Please note that we already check OOD performance when varying p_mask (Fig 3 in manuscript). Further, we also check OOD performance by changing the number of rows / columns and rank of the input matrix – as observed in Fig. (A–C) in attached PDF, BERT performance is either comparable or better than nuclear norm minimization on the same input, except for the case when we modify the number of columns. This is because positional embeddings in our model depend on the column index of the element, and hence (expectedly) changing the number of columns adversely affects model performance. The overall idea is that as long as the input matrix entries do not exceed beyond a certain threshold in magnitude, the model can solve matrix completion. This is because the model has learnt token embedding representations for a fixed range of input values (as defined by U[-1, 1]). It is unexpected to generalize to larger entries that the model does not see during training, since the model has no knowledge of how tokens for larger entries are represented in the embedding space. This also matches the observations in Sec 5 [3], where the author shows that changing the variance of test distribution significantly affects OOD performance of the model.

[3] https://openreview.net/forum?id=L2a_bcarHcF

最终决定

This submission has received scores of 6, 4, 7, 6, 5, indicating a weak acceptance of this submission. The reviewers generally find the paper interesting and well-presented, with a novel approach to studying the behavior of transformer models on a simplified matrix completion task. However, some concerns remain about the significance of the contributions and the generalizability of the findings. Still, the reviewers' scores and comments, along with the authors' detailed and responsive rebuttal, suggest that the paper's strengths outweigh its weaknesses. While there is room for further exploration and deeper mechanistic understanding, the paper makes a valuable contribution to the field and warrants acceptance.
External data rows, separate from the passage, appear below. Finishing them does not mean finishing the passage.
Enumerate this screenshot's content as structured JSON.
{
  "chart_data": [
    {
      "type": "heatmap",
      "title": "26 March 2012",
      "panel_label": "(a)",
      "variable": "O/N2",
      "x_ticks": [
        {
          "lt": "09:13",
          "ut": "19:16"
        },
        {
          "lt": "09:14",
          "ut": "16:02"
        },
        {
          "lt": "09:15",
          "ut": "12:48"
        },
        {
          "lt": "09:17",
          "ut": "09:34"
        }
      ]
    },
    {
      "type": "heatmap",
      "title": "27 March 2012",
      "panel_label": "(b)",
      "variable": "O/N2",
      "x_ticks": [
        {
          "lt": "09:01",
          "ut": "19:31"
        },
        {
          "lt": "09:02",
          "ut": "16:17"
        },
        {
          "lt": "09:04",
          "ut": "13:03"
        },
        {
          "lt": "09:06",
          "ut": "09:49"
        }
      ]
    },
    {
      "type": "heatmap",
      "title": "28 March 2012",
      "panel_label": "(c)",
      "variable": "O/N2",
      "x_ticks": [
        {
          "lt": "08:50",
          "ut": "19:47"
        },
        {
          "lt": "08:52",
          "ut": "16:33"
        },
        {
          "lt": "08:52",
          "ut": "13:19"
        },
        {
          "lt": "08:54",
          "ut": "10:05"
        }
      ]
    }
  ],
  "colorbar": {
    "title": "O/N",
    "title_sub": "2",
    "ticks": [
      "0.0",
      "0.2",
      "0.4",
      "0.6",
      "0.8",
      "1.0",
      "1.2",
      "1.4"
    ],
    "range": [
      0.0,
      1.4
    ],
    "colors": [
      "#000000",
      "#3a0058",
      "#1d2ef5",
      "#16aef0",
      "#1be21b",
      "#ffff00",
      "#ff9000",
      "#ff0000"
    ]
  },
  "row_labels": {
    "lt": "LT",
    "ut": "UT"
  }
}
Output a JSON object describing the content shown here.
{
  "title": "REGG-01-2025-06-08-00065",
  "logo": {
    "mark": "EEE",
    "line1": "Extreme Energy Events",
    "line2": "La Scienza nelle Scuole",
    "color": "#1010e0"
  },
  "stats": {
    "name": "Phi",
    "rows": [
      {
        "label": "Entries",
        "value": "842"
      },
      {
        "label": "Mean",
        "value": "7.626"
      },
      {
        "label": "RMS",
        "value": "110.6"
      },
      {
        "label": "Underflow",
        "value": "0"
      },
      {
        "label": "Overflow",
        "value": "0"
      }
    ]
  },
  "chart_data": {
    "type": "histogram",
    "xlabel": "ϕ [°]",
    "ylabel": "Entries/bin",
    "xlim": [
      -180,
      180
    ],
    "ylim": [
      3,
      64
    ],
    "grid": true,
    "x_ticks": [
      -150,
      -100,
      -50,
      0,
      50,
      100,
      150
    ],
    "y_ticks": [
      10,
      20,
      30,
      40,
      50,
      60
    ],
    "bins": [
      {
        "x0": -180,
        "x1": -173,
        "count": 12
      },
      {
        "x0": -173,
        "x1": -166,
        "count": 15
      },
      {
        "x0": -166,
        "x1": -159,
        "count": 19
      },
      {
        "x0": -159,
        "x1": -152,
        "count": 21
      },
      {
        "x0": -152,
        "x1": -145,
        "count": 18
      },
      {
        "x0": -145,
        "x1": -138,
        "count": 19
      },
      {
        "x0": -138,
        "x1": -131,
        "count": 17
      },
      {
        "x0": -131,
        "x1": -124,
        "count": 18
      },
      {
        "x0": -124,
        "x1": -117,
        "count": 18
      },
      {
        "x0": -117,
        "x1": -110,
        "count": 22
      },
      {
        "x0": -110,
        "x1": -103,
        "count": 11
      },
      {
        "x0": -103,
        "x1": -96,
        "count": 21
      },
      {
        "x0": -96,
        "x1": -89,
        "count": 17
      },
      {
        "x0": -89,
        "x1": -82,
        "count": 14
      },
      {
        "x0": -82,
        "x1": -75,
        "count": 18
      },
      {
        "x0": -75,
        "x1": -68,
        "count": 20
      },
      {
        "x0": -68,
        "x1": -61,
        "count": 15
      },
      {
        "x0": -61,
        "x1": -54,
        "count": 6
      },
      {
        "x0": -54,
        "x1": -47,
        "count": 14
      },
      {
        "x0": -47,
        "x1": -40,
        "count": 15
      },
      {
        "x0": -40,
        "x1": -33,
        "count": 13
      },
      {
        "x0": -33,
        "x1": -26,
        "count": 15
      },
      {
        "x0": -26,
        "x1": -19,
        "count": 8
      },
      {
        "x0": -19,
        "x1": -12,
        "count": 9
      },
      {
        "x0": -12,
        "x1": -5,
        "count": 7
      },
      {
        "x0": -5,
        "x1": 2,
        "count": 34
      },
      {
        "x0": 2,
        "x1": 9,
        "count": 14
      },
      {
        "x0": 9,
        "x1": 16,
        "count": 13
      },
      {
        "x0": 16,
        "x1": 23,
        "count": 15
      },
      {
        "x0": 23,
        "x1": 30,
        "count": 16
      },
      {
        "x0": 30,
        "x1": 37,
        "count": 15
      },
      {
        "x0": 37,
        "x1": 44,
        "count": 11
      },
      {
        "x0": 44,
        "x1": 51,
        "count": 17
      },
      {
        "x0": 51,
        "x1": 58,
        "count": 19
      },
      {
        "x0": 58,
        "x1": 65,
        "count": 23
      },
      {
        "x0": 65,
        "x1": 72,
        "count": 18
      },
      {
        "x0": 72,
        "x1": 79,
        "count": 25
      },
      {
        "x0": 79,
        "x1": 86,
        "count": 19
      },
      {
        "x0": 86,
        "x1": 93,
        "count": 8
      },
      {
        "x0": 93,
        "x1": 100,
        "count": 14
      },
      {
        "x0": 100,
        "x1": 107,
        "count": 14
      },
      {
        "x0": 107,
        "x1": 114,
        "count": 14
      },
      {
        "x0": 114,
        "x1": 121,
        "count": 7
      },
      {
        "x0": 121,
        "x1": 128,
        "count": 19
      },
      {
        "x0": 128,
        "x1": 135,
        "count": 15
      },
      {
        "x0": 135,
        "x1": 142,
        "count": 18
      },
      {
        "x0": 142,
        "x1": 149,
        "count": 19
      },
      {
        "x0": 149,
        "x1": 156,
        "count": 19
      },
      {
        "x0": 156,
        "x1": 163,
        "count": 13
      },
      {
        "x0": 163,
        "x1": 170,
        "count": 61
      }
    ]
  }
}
The authors are encouraged to address the reviewers' concerns in the final version by expanding the discussion on the significance and generalizability of their findings, exploring the possibility of extending their analysis to larger-scale tasks and different model architectures, and providing a deeper theoretical or mechanistic understanding of the observed phenomena.

Strengths:

  • Novelty and clarity: The paper presents a novel and well-executed approach to studying transformer behavior on a simplified task, making it easy to follow and understand.
  • Interesting observations: The phase transition phenomenon and the analysis of attention heads and embeddings provide valuable insights into the model's learning dynamics.
  • Thorough experimentation: The authors conduct extensive experiments and provide detailed descriptions of their methodology.

Areas to Improve:

  • Significance of contributions: Some reviewers question the overall impact and generalizability of the findings, particularly regarding the transferability of insights to the language domain and larger-scale tasks.
  • Depth of mechanistic understanding: While the paper offers valuable observations, a deeper theoretical or mechanistic analysis of the observed phenomena is desired.
  • Generalizability: The experiments are primarily conducted on small matrices, raising concerns about the scalability and applicability of the findings to more complex scenarios.